If the third and the ninth terms of AP are 4 and -8 respectively, which term of this AP is zero?

Answer 1

Hint: The nth term of an arithmetic progression is given as ${{T}_{n}}=a+\left( n-1 \right)d$ where ‘a’ and ‘d’ are the first time and common difference of the A.P. and ${{T}_{n}}$ is denoting the nth term. Form the equations using the given conditions and solve it further to get the answer.

Complete step-by-step answer:
As we know that general term of an A.P. is given as ${{T}_{n}}=a+\left( n-1 \right)d$where a, d are denoting the first term of the A.P. and common difference respectively and ${{T}_{n}}$is denoting the nth term.
So, now coming to the question, we have the 3rd and 9th terms of the A.P. as 4 and -8 respectively.
Hence, we can form two equations with the help of the relation of the nth term of any A.P.
Let common difference and first term be d and a respectively of A.P. , hence
${{T}_{n}}=a+\left( n-1 \right)d$………….. (i)
So, 3rd term can be written as
${{T}_{3}}=a+\left( 3-1 \right)d=a+2d$
As we know ${{T}_{3}}=4$, hence, we get
${{T}_{3}}=a+2d=4$……….. (ii)
Similarly, 9th term can be written with the help of equation (i) as
${{T}_{g}}=a+\left( 9-1 \right)d=a+8d$
As we know ${{T}_{9}}=-8$, hence, we get
a + 8d = -8 ………... (iii)
Now, subtract equation (ii) and (iii) to get values of a and d. hence, we get
(a + 2d) – (a + 8d) = 4 – (-8)
a + 2d – a – 8d = 4 + 8
a – a + 2d – 8d = 12
-6d = 12
d = -2 ……………. (iv)
Now, put the value of ‘d’ from equation (iv) in equation (iii) to get the value of ‘a’. Hence, we get
a + 8 (-2) = -8
a – 16 = -8
a = 16 – 8 = 8
a = 8 ………….. (v)
Hence, the given A.P. in the question will have first term as 8 and common difference as ‘-2’.
Now, we need to determine which term will be zero of the A.P.
Let ${{t}^{th}}$ term of the given A.P. will be O.
Hence, we can write the ${{t}^{th}}$ term from the equation (i) as
${{T}_{t}}=a+\left( t-1 \right)d$
Where a = 8 from equation (v), d = -2 from equation (iv) and ${{T}_{t}}=0$
So, we get
0 = 8 + (t – 1) (-2)
-8 = (t -1) (-2)
 (t -1) = 4
t = 5
Hence, the 5th term of the A.P. will be 0.

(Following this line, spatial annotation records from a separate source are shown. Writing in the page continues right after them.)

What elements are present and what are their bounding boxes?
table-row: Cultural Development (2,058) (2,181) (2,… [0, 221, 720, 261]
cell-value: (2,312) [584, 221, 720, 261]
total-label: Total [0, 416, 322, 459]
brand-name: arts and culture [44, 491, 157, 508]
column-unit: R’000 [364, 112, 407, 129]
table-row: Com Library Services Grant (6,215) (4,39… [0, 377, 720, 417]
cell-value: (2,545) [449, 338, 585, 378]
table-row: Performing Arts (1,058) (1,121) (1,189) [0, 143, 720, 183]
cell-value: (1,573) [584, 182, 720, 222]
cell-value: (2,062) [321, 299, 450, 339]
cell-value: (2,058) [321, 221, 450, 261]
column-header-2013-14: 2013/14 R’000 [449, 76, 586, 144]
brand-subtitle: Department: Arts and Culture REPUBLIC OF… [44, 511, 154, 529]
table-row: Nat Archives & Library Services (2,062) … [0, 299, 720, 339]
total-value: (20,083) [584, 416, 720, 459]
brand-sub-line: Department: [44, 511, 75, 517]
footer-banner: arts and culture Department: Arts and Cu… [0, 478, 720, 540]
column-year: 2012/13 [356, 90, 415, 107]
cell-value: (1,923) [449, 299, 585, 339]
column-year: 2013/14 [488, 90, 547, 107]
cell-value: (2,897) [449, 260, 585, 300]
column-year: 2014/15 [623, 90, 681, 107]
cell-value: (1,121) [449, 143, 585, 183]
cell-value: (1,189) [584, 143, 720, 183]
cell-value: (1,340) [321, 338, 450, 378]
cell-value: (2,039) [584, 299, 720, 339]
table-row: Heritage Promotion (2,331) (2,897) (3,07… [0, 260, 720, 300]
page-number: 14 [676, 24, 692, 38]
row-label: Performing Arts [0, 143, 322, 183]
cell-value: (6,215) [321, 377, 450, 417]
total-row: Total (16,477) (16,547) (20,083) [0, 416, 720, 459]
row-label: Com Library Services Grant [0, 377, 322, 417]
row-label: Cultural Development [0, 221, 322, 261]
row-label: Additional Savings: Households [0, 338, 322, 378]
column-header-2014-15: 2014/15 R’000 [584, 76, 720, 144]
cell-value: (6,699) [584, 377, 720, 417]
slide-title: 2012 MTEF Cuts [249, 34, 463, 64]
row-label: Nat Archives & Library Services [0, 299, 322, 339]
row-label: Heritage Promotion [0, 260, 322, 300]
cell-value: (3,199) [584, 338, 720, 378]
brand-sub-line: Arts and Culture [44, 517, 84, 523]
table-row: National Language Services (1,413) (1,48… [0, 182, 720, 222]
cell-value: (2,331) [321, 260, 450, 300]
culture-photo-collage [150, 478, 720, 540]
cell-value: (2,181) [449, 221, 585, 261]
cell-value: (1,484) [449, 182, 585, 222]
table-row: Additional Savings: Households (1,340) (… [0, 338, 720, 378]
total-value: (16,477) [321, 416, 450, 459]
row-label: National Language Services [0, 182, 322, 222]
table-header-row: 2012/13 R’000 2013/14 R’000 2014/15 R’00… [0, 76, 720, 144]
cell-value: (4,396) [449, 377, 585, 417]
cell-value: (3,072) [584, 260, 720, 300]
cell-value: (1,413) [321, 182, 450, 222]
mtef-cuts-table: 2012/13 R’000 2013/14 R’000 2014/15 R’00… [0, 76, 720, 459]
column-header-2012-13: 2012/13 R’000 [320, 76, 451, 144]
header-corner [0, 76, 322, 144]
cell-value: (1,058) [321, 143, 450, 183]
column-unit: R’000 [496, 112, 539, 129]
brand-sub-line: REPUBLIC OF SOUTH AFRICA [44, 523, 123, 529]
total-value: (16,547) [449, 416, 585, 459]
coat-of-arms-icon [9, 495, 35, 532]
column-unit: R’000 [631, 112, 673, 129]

Note: One can solve the equations a + 2d = 4 and a + 8d = -8 by substitution as well. We can take the value of ‘a’ from one equation and put it in the second equation.
One can go wrong with the nth term of the A.P. as well. One may write the 3rd and 9th terms as (a + 3d) and (a + 9d) in case of very fast calculations, which are wrong. So, always go by basics and be clear with the terms of ${{T}_{n}}=a+\left( n-1 \right)d$ to get the correct equations.